To determine how the reactant A will disappear in the reaction \(2A + B \rightarrow A_2B\), we can analyze the stoichiometry of the reaction and the rates of change of the reactants and products. ### Step-by-Step Solution: 1. **Write the Reaction:** The given reaction is: \[ 2A + B \rightarrow A_2B \] 2. **Define the Rate of Reaction:** The rate of reaction can be expressed in terms of the change in concentration of the reactants and products.
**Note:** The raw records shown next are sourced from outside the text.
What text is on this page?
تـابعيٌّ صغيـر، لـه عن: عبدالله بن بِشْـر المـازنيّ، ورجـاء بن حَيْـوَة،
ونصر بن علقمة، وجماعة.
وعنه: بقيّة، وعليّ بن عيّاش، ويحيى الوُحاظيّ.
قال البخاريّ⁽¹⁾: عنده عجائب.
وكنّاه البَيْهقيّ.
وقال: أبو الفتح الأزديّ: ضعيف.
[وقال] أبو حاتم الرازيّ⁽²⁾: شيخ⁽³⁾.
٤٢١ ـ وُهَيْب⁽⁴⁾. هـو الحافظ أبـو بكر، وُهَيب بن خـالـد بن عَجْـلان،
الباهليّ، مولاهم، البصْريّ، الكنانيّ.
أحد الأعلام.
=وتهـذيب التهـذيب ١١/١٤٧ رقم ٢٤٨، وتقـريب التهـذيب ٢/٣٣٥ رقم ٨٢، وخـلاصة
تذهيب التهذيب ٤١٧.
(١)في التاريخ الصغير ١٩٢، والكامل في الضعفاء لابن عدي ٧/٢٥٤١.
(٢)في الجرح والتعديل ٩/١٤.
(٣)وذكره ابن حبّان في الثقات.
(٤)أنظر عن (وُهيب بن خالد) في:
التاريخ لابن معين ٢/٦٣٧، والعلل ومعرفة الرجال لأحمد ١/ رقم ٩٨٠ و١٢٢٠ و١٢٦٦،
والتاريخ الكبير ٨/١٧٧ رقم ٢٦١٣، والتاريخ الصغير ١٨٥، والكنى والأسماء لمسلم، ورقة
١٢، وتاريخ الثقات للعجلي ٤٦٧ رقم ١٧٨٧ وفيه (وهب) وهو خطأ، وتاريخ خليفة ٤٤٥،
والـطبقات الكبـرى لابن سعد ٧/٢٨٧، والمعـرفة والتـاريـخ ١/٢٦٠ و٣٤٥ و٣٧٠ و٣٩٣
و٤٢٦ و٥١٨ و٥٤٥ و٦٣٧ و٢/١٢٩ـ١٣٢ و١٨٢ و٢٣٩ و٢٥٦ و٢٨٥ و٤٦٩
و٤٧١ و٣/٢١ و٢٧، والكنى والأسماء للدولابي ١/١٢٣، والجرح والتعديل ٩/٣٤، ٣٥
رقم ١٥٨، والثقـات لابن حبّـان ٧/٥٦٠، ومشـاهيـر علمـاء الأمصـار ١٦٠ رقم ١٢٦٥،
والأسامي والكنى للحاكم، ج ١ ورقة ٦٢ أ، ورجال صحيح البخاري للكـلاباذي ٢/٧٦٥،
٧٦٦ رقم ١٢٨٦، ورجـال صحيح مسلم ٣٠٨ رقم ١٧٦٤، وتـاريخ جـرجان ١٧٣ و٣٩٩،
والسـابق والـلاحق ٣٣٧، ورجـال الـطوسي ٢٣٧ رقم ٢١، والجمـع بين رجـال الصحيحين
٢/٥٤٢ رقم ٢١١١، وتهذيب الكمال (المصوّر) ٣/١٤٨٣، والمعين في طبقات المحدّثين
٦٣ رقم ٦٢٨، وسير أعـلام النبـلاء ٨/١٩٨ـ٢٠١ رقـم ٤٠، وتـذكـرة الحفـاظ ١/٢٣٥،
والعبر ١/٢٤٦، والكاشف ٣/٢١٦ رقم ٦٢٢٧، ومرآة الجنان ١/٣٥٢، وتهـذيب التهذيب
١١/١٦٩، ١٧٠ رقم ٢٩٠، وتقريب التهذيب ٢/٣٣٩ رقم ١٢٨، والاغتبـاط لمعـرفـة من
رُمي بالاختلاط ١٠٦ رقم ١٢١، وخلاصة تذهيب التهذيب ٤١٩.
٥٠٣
For this reaction, we can write: \[ -\frac{1}{2} \frac{d[A]}{dt} = -\frac{d[B]}{dt} = \frac{d[A_2B]}{dt} \] 3. **Relate the Rates:** From the stoichiometry of the reaction: - For every 2 moles of A that react, 1 mole of B reacts. - Therefore, the rate at which A disappears is twice the rate at which B disappears. From the equation: \[ -\frac{d[A]}{dt} = 2 \left(-\frac{d[B]}{dt}\right) \] 4. **Conclusion on the Disappearance of A:** This means that the rate of disappearance of A is twice the rate of disappearance of B. Hence, if we denote the rate of disappearance of B as \(r_B\), then the rate of disappearance of A, \(r_A\), is: \[ r_A = 2r_B \] 5. **Final Answer:** Therefore, the correct option regarding how the reactant A will disappear is that A will disappear at twice the rate at which B disappears.